Взгляд Ань Цзю вдруг стал острым, она перехватила запястье противницы обратным хватом.
Чжу Пяньсянь сама по себе была искусной воительницей, но под мощным давлением чужой духовной силы на миг потеряла контроль. В голове вспыхнула пустота, а этим мгновением Ань Цзю и воспользовалась, чтобы переломить ход схватки.
Чу Динцзян, наблюдавший через щель в ставне, невольно усмехнулся. Однако то, что произошло дальше, удивило его. Ань Цзю внезапно отпустила руку Чжу Пяньсянь и, словно забавляясь, протянула ладонь, чтобы сжать её щёку. Она мяла и щипала мягкую кожу, будто испытывая детское любопытство, и лишь спустя некоторое время нехотя убрала руку.
Когда давление духовной силы рассеялось, Чжу Пяньсянь вскрикнула и прижала ладони к лицу.
Ей только что показалось, что Ань Цзю, улыбаясь, выглядела наивно и даже по‑детски чисто, потому она и осмелилась первой коснуться её лица. Она хотела проверить, не скрывается ли под ним маска из человеческой кожи. Кто бы мог подумать, что эта девушка в следующее же мгновение переменится до неузнаваемости!
— Я — А-Цзю, — спокойно произнесла Ань Цзю, глядя прямо на неё.
Чу Динцзян едва не свалился с седла. С каких это пор эта безумная девчонка стала сама представляться так?
Лоу Минъюэ открыла глаза. Она давно чувствовала, что их с Ань Цзю дыхание схоже, а судьбы — словно отражения, и потому питала к ней особое расположение, отличное от отношения к прочим. Но сколько бы она ни пыталась сблизиться, Ань Цзю ни разу не проявила ответной теплоты.
Теперь Лоу Минъюэ внимательно посмотрела на Чжу Пяньсянь, желая понять, что же в этой женщине вызвало у Ань Цзю столь редкое расположение.

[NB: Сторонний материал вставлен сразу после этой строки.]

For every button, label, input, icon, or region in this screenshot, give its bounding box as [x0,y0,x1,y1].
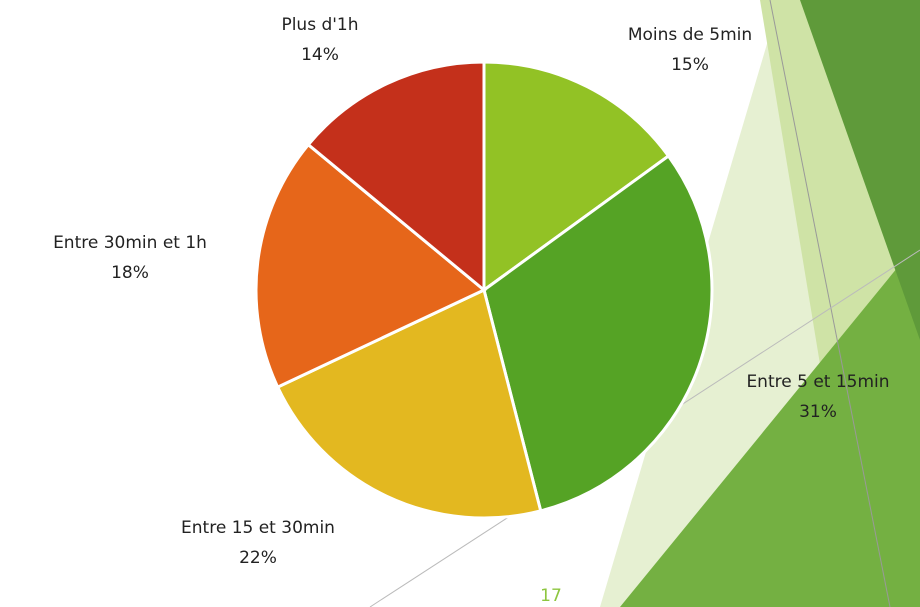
bg-line [769,0,891,607]
slice-label: Entre 30min et 1h [53,233,207,253]
slice-value-label: 22% [239,548,277,568]
slice-label: Entre 15 et 30min [181,518,335,538]
slice-label: Plus d'1h [281,15,358,35]
pie-slice [275,287,543,520]
pie-slice [482,60,671,293]
pie-slice [254,142,487,390]
pie-slice [306,60,486,294]
bg-shape [800,0,920,340]
slice-label: Moins de 5min [628,25,752,45]
slice-value-label: 31% [799,402,837,422]
page-number: 17 [540,586,562,606]
bg-shape [620,240,920,607]
slice-value-label: 15% [671,55,709,75]
pie-slice [482,153,714,513]
slice-value-label: 18% [111,263,149,283]
background-decoration [369,0,920,607]
slice-value-label: 14% [301,45,339,65]
slice-label: Entre 5 et 15min [746,372,889,392]
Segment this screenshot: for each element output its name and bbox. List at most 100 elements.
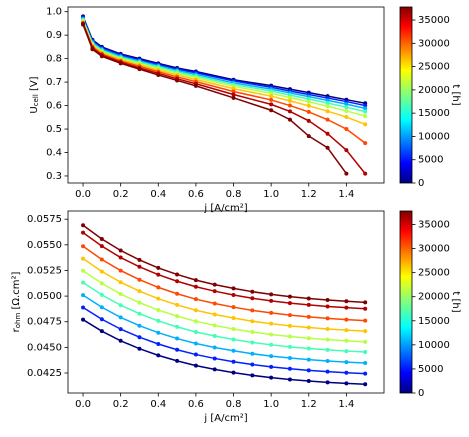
point [137,264,142,269]
point [363,109,368,114]
point [212,345,217,350]
point [250,296,255,301]
point [99,317,104,322]
point [118,255,123,260]
colorbar-tick-label: 10000 [418,131,450,142]
point [269,310,274,315]
y-tick-label: 0.5 [46,124,62,135]
point [156,265,161,270]
point [325,369,330,374]
point [287,313,292,318]
point [81,293,86,298]
axes-frame [67,210,385,394]
point [118,327,123,332]
point [344,370,349,375]
point [231,286,236,291]
colorbar-label: t [h] [450,291,461,312]
point [250,319,255,324]
point [306,357,311,362]
point [193,297,198,302]
point [344,338,349,343]
point [99,329,104,334]
y-axis-label-part: cell [32,94,40,106]
point [193,319,198,324]
point [175,279,180,284]
point [306,368,311,373]
point [212,367,217,372]
point [156,272,161,277]
point [287,377,292,382]
point [193,363,198,368]
point [193,284,198,289]
point [81,256,86,261]
series-line [82,319,366,386]
x-tick-label: 1.2 [301,189,317,200]
y-tick-label: 0.0425 [27,368,62,379]
point [306,325,311,330]
point [363,329,368,334]
y-tick-label: 0.0450 [27,342,62,353]
x-tick-label: 1.2 [301,399,317,410]
colorbar [399,6,413,184]
colorbar-tick-label: 15000 [418,316,450,327]
point [212,289,217,294]
point [325,316,330,321]
point [344,105,349,110]
point [137,67,142,72]
point [156,318,161,323]
series-line [82,23,366,175]
point [325,131,330,136]
point [363,103,368,108]
point [344,115,349,120]
point [193,83,198,88]
point [231,95,236,100]
point [325,337,330,342]
series-line [82,257,366,332]
point [344,381,349,386]
y-tick-label: 0.9 [46,30,62,41]
point [306,296,311,301]
point [344,299,349,304]
x-tick-label: 0.4 [150,399,166,410]
point [118,303,123,308]
point [99,54,104,59]
point [306,96,311,101]
point [269,354,274,359]
point [118,248,123,253]
point [118,268,123,273]
x-tick-label: 1.4 [338,399,354,410]
point [231,327,236,332]
point [231,86,236,91]
point [306,346,311,351]
y-tick-label: 0.3 [46,171,62,182]
point [325,347,330,352]
point [344,148,349,153]
point [137,323,142,328]
point [287,294,292,299]
point [250,289,255,294]
y-tick-label: 1.0 [46,7,62,18]
y-axis-label-part: r [11,327,22,332]
point [81,305,86,310]
point [269,91,274,96]
point [269,342,274,347]
point [344,171,349,176]
point [269,332,274,337]
x-tick-label: 0.2 [113,189,129,200]
point [81,223,86,228]
point [231,89,236,94]
point [287,344,292,349]
point [81,280,86,285]
point [363,371,368,376]
series-line [82,245,366,322]
point [250,362,255,367]
point [306,302,311,307]
y-tick-label: 0.0475 [27,317,62,328]
point [175,314,180,319]
point [344,108,349,113]
point [306,314,311,319]
point [193,352,198,357]
x-tick-label: 0.0 [75,189,91,200]
colorbar-tick-label: 15000 [418,108,450,119]
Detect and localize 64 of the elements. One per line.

Ань Цзю наклонилась и, взяв руку Чжу Пяньсянь, приложила её к своему лицу.
Чу Динцзян нахмурился, долго молчал, потом спрыгнул с коня и направился к повозке Мо Сыгуя.

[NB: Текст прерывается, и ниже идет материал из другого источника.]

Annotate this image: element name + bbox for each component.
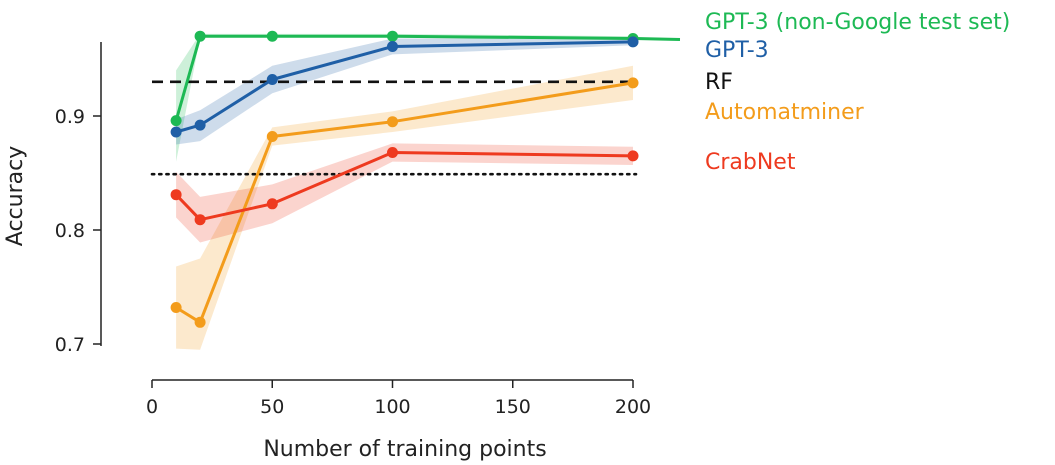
point-gpt-3-200 <box>627 36 639 48</box>
point-gpt-3-50 <box>266 74 278 85</box>
x-ticks: 0 50 100 150 200 <box>146 380 651 418</box>
y-tick-label-0.9: 0.9 <box>55 106 85 128</box>
x-axis-title: Number of training points <box>263 437 546 462</box>
series-points <box>170 30 639 328</box>
point-automatminer-10 <box>170 302 182 313</box>
legend-crabnet: CrabNet <box>705 150 796 175</box>
band-crabnet <box>176 143 633 243</box>
point-crabnet-200 <box>627 150 639 162</box>
point-automatminer-200 <box>627 77 639 89</box>
legend-gpt-3: GPT-3 <box>705 38 769 63</box>
confidence-bands <box>176 33 633 350</box>
band-gpt-3 <box>176 38 633 145</box>
point-gpt-3-non-google-test-set-20 <box>194 30 206 42</box>
x-tick-label-100: 100 <box>374 396 410 418</box>
band-automatminer <box>176 65 633 350</box>
point-gpt-3-non-google-test-set-10 <box>170 115 182 127</box>
y-axis-title: Accuracy <box>3 146 28 246</box>
y-ticks: 0.7 0.8 0.9 <box>55 106 101 356</box>
point-gpt-3-10 <box>170 126 182 138</box>
legend-automatminer: Automatminer <box>705 100 865 125</box>
point-crabnet-100 <box>387 147 398 158</box>
axes: 0.7 0.8 0.9 0 50 100 150 200 <box>55 42 651 418</box>
legend-gpt-3-non-google-test-set: GPT-3 (non-Google test set) <box>705 10 1010 35</box>
point-gpt-3-non-google-test-set-50 <box>266 30 278 42</box>
point-crabnet-50 <box>266 198 278 210</box>
x-tick-label-0: 0 <box>146 396 158 418</box>
point-automatminer-20 <box>194 316 206 328</box>
x-tick-label-50: 50 <box>260 396 284 418</box>
legend-rf: RF <box>705 70 733 95</box>
point-automatminer-50 <box>266 131 278 142</box>
y-tick-label-0.8: 0.8 <box>55 220 85 242</box>
point-gpt-3-100 <box>387 41 398 52</box>
reference-lines <box>150 80 638 176</box>
point-crabnet-10 <box>170 189 182 201</box>
point-gpt-3-non-google-test-set-100 <box>387 30 398 42</box>
x-tick-label-150: 150 <box>495 396 531 418</box>
point-gpt-3-20 <box>194 119 206 131</box>
line-gpt-3-non-google-test-set <box>174 34 681 122</box>
y-tick-label-0.7: 0.7 <box>55 334 85 356</box>
legend: GPT-3 (non-Google test set) GPT-3 RF Automa… <box>705 10 1010 175</box>
point-crabnet-20 <box>194 214 206 226</box>
point-automatminer-100 <box>387 116 398 128</box>
x-tick-label-200: 200 <box>615 396 651 418</box>
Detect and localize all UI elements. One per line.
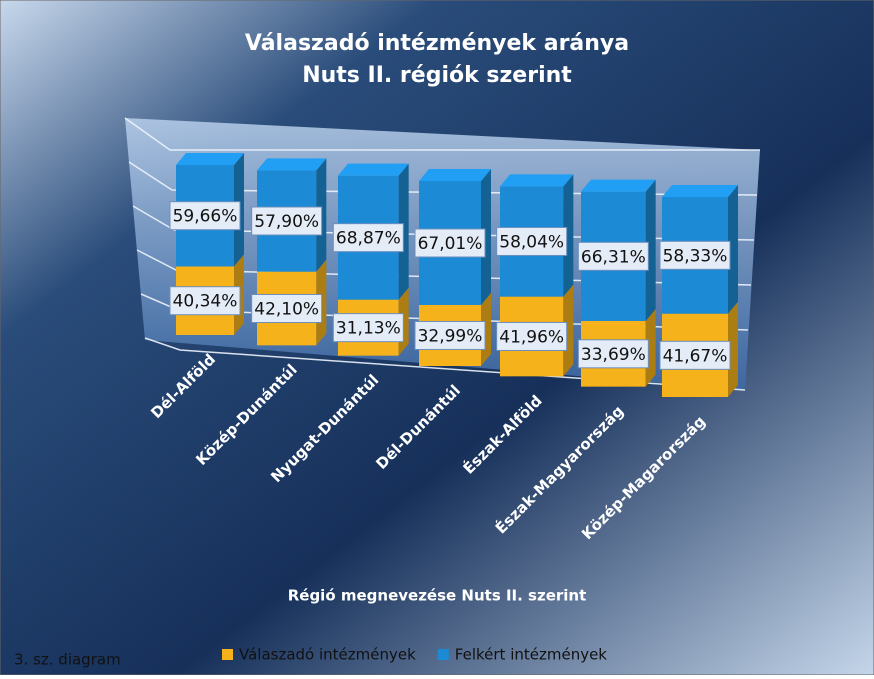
data-label-box	[577, 241, 649, 271]
data-label: 68,87%	[336, 229, 401, 249]
data-label: 67,01%	[418, 234, 483, 254]
data-label-box	[169, 286, 241, 316]
legend-swatch	[222, 649, 233, 660]
data-label-box	[332, 313, 404, 343]
data-label-box	[414, 320, 486, 350]
data-label: 40,34%	[173, 292, 238, 312]
x-axis-label: Régió megnevezése Nuts II. szerint	[288, 587, 587, 605]
bar-top	[176, 153, 244, 165]
bar-top	[257, 158, 327, 171]
chart-title: Válaszadó intézmények aránya	[245, 31, 629, 56]
data-label: 58,04%	[499, 232, 564, 252]
data-label: 33,69%	[581, 345, 646, 365]
bar-top	[338, 163, 409, 176]
bar-side	[481, 169, 491, 305]
bar-side	[728, 185, 738, 314]
bar-top	[419, 169, 491, 181]
bar-side	[728, 301, 738, 397]
data-label: 31,13%	[336, 319, 401, 339]
data-label: 57,90%	[254, 212, 319, 232]
data-label-box	[659, 340, 731, 370]
legend-label: Válaszadó intézmények	[239, 646, 416, 664]
bar-side	[645, 179, 656, 321]
annotation: 3. sz. diagram	[14, 651, 121, 669]
data-label-box	[332, 223, 404, 253]
bar-side	[563, 284, 574, 377]
bar-side	[563, 174, 574, 297]
bar-top	[662, 185, 738, 197]
data-label: 32,99%	[418, 326, 483, 346]
legend-label: Felkért intézmények	[455, 646, 608, 664]
data-label-box	[414, 228, 486, 258]
data-label: 66,31%	[581, 247, 646, 267]
data-label-box	[251, 206, 323, 236]
data-label-box	[659, 240, 731, 270]
chart-subtitle: Nuts II. régiók szerint	[302, 63, 572, 88]
data-label: 58,33%	[663, 246, 728, 266]
data-label-box	[577, 339, 649, 369]
data-label-box	[169, 201, 241, 231]
data-label: 41,96%	[499, 327, 564, 347]
data-label: 42,10%	[254, 299, 319, 319]
bar-top	[581, 179, 656, 192]
legend-swatch	[437, 649, 449, 660]
bar-top	[500, 174, 574, 187]
data-label: 59,66%	[173, 207, 238, 227]
data-label-box	[496, 321, 568, 351]
data-label-box	[496, 226, 568, 256]
data-label: 41,67%	[663, 346, 728, 366]
data-label-box	[251, 293, 323, 323]
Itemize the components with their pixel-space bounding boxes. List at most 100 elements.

Стоило ему подняться в неё, как вокруг раздалось несколько свистящих звуков. Разноцветный дым клубами окутал пространство, но в пяти цунях от его тела застыл, не смея приблизиться.
Два маленьких тигра бросились к нему, вцепились молочными зубками в край одежды и, перекатываясь по дощатому полу, издавали грозное ворчание.
Мо Сыгуй, нахмурившись, глядел на него с видом человека, которому жизнь не мила:
— Ты‑то чего сюда приполз?
— Тебе не кажется, что с А-Цзю в последнее время что‑то неладно? — без обиняков спросил Чу Динцзян.
Мо Сыгуй фыркнул:
— А она когда‑нибудь была ладной?
Лицо Чу Динцзяна потемнело.
— Ладно‑ладно, — поспешил добавить Мо Сыгуй, — она самая нормальная на свете, куда уж нормальнее!
Он всё же побаивался этого человека. Тот бил больно, следы долго не сходили, да ещё и любил целиться в лицо.
— Хотя я и не слишком высоко ценю твою нравственность, — произнёс Чу Динцзян, — но не могу отрицать, что во врачебном искусстве ты действительно силён.
«Ты, уличный забияка, что ради сладкого картофеля готов драться насмерть, ещё смеешь рассуждать о моей нравственности?!» — вспыхнул Мо Сыгуй.
Однако последняя фраза задела его за живое. В ней была не пустая лесть, а признание, и от этого стало почему‑то приятно.
Он кашлянул, скрывая смущение:
— Что с ней?
— Во время последнего задания она однажды потеряла контроль. Я решил тогда, что это всплеск силы на грани отчаяния и не придал значения. Но за эти дни я всё чаще замечаю… — Чу Динцзян подбирал слова, — признаки расстройства духа. Хочу убедиться.
В последнее время Ань Цзю стала часто улыбаться. В её взгляде появлялась такая чистота, что Чу Динцзяну становилось не по себе.
— В чём именно расстройство? — уточнил Мо Сыгуй.
— Она изменилась. Стала мягче, спокойнее, даже ласковой. И всё время улыбается.
— Надо взглянуть, — решительно сказал Мо Сыгуй и вскочил.